MUHAMMADIYAH.OR.ID, JAKARTA – Sekretaris Pimpinan Pusat (PP) ‘Aisyiyah, Diyah Puspitarini, mengungkapkan keprihatinan mendalam terkait maraknya praktik judi online yang mengincar anak-anak.
Dalam acara Gerakan Subuh Mengaji pada Sabtu (09/08), Diyah memaparkan fakta mengejutkan bahwa perjudian daring kini kerap dikemas menyerupai permainan digital yang akrab di mata anak.
Menurutnya, judi online adalah bentuk taruhan menggunakan uang secara daring, yang sering kali disamarkan menjadi permainan seperti kasino virtual, taruhan olahraga, poker, dan lottery online.
“Banyak dikemas dengan tampilan penuh warna, menyerupai game atau kuis berhadiah, dan dapat diakses lewat situs web, aplikasi, maupun media sosial,” ujarnya.

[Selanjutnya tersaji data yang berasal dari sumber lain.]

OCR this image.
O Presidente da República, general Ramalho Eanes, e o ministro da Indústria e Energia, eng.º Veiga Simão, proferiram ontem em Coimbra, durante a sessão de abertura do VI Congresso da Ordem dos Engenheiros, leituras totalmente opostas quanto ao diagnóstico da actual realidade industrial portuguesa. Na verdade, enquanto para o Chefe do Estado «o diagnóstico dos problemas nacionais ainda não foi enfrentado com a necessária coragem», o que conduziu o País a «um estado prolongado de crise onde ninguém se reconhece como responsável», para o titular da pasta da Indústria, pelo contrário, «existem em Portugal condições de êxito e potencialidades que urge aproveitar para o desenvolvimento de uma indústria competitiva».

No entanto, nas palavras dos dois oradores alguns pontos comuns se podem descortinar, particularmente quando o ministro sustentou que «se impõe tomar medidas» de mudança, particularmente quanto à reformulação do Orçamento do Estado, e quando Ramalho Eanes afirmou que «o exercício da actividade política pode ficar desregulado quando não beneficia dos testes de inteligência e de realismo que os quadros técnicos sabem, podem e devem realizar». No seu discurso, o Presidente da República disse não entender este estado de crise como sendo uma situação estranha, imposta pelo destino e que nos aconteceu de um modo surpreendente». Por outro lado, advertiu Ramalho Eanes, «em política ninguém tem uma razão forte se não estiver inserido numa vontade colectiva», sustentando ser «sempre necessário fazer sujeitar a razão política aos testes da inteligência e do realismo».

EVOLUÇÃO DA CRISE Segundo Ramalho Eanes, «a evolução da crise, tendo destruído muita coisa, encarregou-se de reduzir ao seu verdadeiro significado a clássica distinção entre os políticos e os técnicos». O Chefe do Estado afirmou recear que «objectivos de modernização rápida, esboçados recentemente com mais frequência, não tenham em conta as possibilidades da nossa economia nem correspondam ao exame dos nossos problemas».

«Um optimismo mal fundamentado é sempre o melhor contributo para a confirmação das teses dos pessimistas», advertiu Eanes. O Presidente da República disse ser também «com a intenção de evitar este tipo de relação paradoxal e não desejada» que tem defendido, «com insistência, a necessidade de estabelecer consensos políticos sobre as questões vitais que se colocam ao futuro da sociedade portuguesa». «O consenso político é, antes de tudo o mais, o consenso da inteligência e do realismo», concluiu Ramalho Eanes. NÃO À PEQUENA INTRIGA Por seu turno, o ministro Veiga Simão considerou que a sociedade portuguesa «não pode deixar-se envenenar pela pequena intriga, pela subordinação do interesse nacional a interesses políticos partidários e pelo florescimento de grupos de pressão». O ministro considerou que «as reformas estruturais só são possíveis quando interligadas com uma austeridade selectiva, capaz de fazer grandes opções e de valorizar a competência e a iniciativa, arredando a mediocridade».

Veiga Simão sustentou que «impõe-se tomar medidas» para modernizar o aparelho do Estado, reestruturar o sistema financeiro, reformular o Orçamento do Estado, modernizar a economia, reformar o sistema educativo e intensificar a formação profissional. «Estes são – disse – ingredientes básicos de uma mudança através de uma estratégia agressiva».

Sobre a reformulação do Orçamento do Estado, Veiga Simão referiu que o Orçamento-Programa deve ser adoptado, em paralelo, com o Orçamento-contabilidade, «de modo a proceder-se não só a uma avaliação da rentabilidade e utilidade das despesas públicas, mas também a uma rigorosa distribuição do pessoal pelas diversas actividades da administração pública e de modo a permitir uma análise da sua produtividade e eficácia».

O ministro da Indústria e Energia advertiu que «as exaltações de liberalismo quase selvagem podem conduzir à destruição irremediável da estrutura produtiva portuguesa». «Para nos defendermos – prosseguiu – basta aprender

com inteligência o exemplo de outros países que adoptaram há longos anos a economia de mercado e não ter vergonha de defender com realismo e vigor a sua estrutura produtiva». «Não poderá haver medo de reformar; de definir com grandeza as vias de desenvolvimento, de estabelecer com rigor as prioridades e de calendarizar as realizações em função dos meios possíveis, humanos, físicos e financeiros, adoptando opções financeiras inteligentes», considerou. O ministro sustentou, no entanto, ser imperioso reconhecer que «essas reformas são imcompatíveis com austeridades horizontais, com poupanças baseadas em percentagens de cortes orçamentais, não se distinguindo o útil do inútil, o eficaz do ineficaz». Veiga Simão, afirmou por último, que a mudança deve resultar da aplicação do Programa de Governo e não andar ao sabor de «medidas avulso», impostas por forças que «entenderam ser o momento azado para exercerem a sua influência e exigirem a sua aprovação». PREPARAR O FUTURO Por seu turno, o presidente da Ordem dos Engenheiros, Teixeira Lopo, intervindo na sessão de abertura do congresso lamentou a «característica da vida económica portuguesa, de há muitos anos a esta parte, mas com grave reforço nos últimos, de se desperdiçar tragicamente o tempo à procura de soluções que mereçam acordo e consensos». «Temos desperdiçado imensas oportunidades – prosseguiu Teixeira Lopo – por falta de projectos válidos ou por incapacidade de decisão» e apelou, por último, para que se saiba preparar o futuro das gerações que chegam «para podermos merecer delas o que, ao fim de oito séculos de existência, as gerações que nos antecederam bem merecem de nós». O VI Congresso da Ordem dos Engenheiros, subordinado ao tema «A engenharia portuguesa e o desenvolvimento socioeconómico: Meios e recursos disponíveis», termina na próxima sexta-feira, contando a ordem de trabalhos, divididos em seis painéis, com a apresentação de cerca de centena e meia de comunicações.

Data dari Bareskrim Polri mencatat ribuan situs judi online diakses setiap hari di Indonesia, termasuk oleh anak-anak. Survei Komisi Perlindungan Anak Indonesia (KPAI) menemukan, anak-anak mengenal judi online dari teman sebaya, iklan media sosial, hingga promosi influencer dan selebritas yang menjadi brand ambassador.
Diyah menyoroti data Pusat Pelaporan dan Analisis Transaksi Keuangan (PPATK) yang menunjukkan besarnya skala masalah ini. Pada kelompok usia di bawah 11 tahun, tercatat 16.160 anak terlibat judi online dengan 22 ribu transaksi senilai Rp3 miliar. Usia 11–16 tahun melibatkan 4.514 anak dengan 45 ribu transaksi senilai Rp7,9 miliar.
Sementara kelompok usia 17 tahun ke atas mencapai 191.380 anak, melakukan lebih dari 2,1 juta transaksi dengan nilai fantastis Rp282 miliar. Total seluruh transaksi dari anak-anak ini mencapai Rp293 miliar.
“Banyak anak tidak menyadari bahwa yang mereka mainkan adalah judi online. Mereka mengira itu hanya game,” tegasnya.
Ia menjelaskan, faktor penyebabnya antara lain kemudahan akses gawai tanpa pengawasan, literasi digital yang rendah, serta tampilan permainan yang sangat menarik. Beberapa bentuk judi bahkan tersembunyi di dalam game populer.
“Umur kelas 1 SD sudah dikasih gadget tanpa batasan. Ditambah pengaruh teman, anak mudah terjerumus,” ungkapnya.
Dampaknya tidak main-main: ada anak yang sampai melukai diri sendiri karena tidak diizinkan top up, mencuri, terjerat pinjaman online, hingga berpotensi melakukan tindak kriminal. Diyah bahkan menyebut kasus anak yang dirujuk ke rumah sakit di Jawa Barat akibat kecanduan judi online hingga mengancam nyawa orang tuanya.
Sebagai upaya pencegahan, ia menekankan peran semua pihak, orang tua, sekolah, masyarakat, dan negara, untuk meningkatkan pengawasan dan edukasi digital. Sementara bagi anak yang sudah kecanduan, pendekatan rehabilitasi menjadi langkah penting.
Terkait aspek hukum, praktik judi online diatur dalam berbagai peraturan. KUHP Lama Pasal 303 melarang perjudian dengan ancaman pidana hingga 10 tahun. KUHP Baru Pasal 426 jo. Pasal 79 ayat (1) melarang menawarkan atau memberi kesempatan bermain judi. UU ITE Pasal 27 ayat (2) jo. Pasal 45 ayat (3) melarang distribusi konten judi melalui media elektronik.
Sementara UU Perlindungan Anak tidak secara khusus mengatur judi online, namun keterlibatan anak dalam aktivitas perjudian dikategorikan sebagai bentuk eksploitasi dan kekerasan, dengan ancaman hukuman yang lebih berat bagi pelaku.